A ogni svolta "romana" il sindaco di Firenze viene dato per
politicamente morto. Ma la prospettiva che ha davanti non è affatto
terribile.
Quando alla fine di aprile si insediò il governo Letta, leggemmo
per un lungo periodo analisi che spiegavano come Matteo Renzi fosse fra
le principali vittime politiche della nuova stagione delle larghe
intese.
Più recentemente, Renzi venne dato per sconfitto e superato quando
Letta riuscì a passare gli scogli di agosto (sentenza Mediaset,
Shalabayeva), perché questo sottraeva al sindaco di Firenze la preda
delle elezioni politiche a breve. Nella situazione opposta, nei giorni
bollenti degli ultimatum berlusconiani, Renzi era considerato in crisi
perché il collasso della legislatura gli sottraeva il tempo per vincere
il congresso. Infine, a fiducia per Letta riconquistata, ora Renzi
sarebbe di nuovo da rottamare: stavolta perché l’allungamento dei tempi
del governo gli consegna “solo” la chance della segreteria del Pd.
In poche parole: comunque vadano le cose a Roma, qualunque cosa accada, Matteo Renzi sarebbe sempre quello fregato.
Ora, può darsi che ci siano molti inquilini dei Palazzi che in
effetti cercano in ogni evento il dettaglio utile a fermare l’ascesa del
giovane newcomer. Come è sicuro che l’inner circle fiorentino sia affetto da una ben nota sindrome, per la quale ogni stormir di fronda reca minaccia e odore di trame ostili.
Chi, fuori da entrambi i circoli, può ragionare lucidamente, ha visto
che Renzi non ha mai raccolto tanto consenso popolare come dopo il varo
delle larghe intese, quando cioè avrebbe dovuto essere in crisi nera.

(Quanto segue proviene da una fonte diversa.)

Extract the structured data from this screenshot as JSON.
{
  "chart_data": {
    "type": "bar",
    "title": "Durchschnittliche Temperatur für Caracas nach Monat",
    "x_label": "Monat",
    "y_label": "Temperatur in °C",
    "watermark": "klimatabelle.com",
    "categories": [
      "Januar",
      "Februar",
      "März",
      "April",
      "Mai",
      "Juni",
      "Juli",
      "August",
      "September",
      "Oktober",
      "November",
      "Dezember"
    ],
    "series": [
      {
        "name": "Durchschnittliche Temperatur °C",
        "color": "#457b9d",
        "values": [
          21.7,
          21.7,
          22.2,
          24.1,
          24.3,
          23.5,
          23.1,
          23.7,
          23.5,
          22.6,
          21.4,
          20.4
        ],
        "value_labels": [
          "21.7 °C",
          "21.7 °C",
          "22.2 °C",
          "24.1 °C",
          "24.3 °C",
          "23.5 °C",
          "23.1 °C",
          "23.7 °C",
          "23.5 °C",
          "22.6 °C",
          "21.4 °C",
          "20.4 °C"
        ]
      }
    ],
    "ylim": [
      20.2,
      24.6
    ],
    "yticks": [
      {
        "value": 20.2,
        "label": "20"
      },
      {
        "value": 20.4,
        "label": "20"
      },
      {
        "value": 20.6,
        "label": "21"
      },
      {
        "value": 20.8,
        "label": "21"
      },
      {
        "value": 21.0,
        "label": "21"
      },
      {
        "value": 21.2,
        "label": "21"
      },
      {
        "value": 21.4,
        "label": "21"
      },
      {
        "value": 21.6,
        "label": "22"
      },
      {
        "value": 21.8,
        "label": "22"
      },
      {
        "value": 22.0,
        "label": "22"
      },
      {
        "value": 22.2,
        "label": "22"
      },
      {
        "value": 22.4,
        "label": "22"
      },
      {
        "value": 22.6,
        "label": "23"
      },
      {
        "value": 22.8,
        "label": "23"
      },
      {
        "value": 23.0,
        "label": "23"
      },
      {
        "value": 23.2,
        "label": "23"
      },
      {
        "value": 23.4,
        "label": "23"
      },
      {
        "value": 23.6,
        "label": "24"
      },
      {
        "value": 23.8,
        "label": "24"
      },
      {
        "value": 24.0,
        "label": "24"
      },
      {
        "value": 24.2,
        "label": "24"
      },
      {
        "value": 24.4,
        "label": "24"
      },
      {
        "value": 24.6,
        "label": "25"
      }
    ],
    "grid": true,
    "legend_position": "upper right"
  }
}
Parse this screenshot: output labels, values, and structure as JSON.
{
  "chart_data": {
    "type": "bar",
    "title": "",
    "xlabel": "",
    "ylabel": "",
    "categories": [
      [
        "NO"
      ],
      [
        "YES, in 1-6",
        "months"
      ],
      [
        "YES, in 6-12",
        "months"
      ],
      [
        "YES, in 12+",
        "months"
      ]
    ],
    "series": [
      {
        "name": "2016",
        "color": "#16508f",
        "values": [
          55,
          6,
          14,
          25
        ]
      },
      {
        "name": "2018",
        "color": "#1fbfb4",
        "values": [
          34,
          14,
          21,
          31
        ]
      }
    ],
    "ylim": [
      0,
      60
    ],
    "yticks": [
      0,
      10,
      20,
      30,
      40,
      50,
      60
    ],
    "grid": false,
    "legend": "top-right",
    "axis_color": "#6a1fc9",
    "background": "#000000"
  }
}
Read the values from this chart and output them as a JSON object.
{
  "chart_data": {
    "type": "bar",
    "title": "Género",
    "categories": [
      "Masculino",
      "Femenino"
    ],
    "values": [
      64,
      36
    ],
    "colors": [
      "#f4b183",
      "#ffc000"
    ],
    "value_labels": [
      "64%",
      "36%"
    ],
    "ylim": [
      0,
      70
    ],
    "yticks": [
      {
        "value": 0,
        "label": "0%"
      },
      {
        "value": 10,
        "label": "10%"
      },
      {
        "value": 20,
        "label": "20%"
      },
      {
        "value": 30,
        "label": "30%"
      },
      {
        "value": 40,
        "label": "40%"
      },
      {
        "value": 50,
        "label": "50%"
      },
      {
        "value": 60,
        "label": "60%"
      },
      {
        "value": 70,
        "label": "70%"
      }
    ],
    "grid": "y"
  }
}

E constata oggi che, in un quadro politico più nitido, con qualche
certezza in più sul prossimo futuro, anche Renzi si gioverà di idee più
chiare, avendo definitivamente capito che il nuovo mestiere al quale
aspirare è quello di segretario del Pd: che non sarà tutto, e non sarà
il sogno della sua vita, ma non è neanche poco. Anzi. Comparando i
precedenti di Blair e di Prodi, è legittimo dedurne che sia meglio
avvicinarsi al governo del paese guidando un partito solidale, piuttosto
che spinti da partiti malmostosi.
Per molti osservatori, i fattori critici per il sindaco (ammesso e
non concesso che Cuperlo non si riveli avversario pericoloso) si
chiamano ascesa di Letta e rilancio del neocentrismo. O le due cose
insieme.
Intanto dissociamo i due concetti.
Letta sarà mite, disposto alla mediazione (s’è visto però fino a
quale punto) e al trasversalismo, ma è un bipolarista convinto. Non ha
mai detto né fatto alcunché che autorizzi il sospetto di mire
neocentriste o addirittura neodemocristiane. Solo commentatori troppo
pigri o nostalgici possono indulgere in certi schematismi. Mentre i
protagonisti del momento, lo stesso Letta e Alfano, sanno che fuori dai
rispettivi campi per loro non c’è che l’avventura. E avventuristi certo
non sono.
Sulla prossima legge elettorale rimane l’incognita ricorrente: se
sarà ritagliata su grandi partiti o su logiche coalizionali. Ma
l’ispirazione maggioritaria non appare revocabile. E trascina con sé
l’esigenza di una forte leadership.
Renzi dovrà prima o poi misurare la propria con quella, temprata in
queste settimane, di Letta? È possibile e non è grave: se sarà
segretario Renzi avrà subito, con cruciali scadenze elettorali a
disposizione in primavera, l’occasione di fare del Pd il partito del
cambiamento radicale, dell’apertura alle nuove generazioni, che
corrisponde al suo profilo forte, da far diventare profilo collettivo
circondandosi di un gruppo dirigente convinto e coerente. Non è una
brutta prospettiva, per uno che ancora giovanissimo è stato già dato
tante volte per politicamente morto.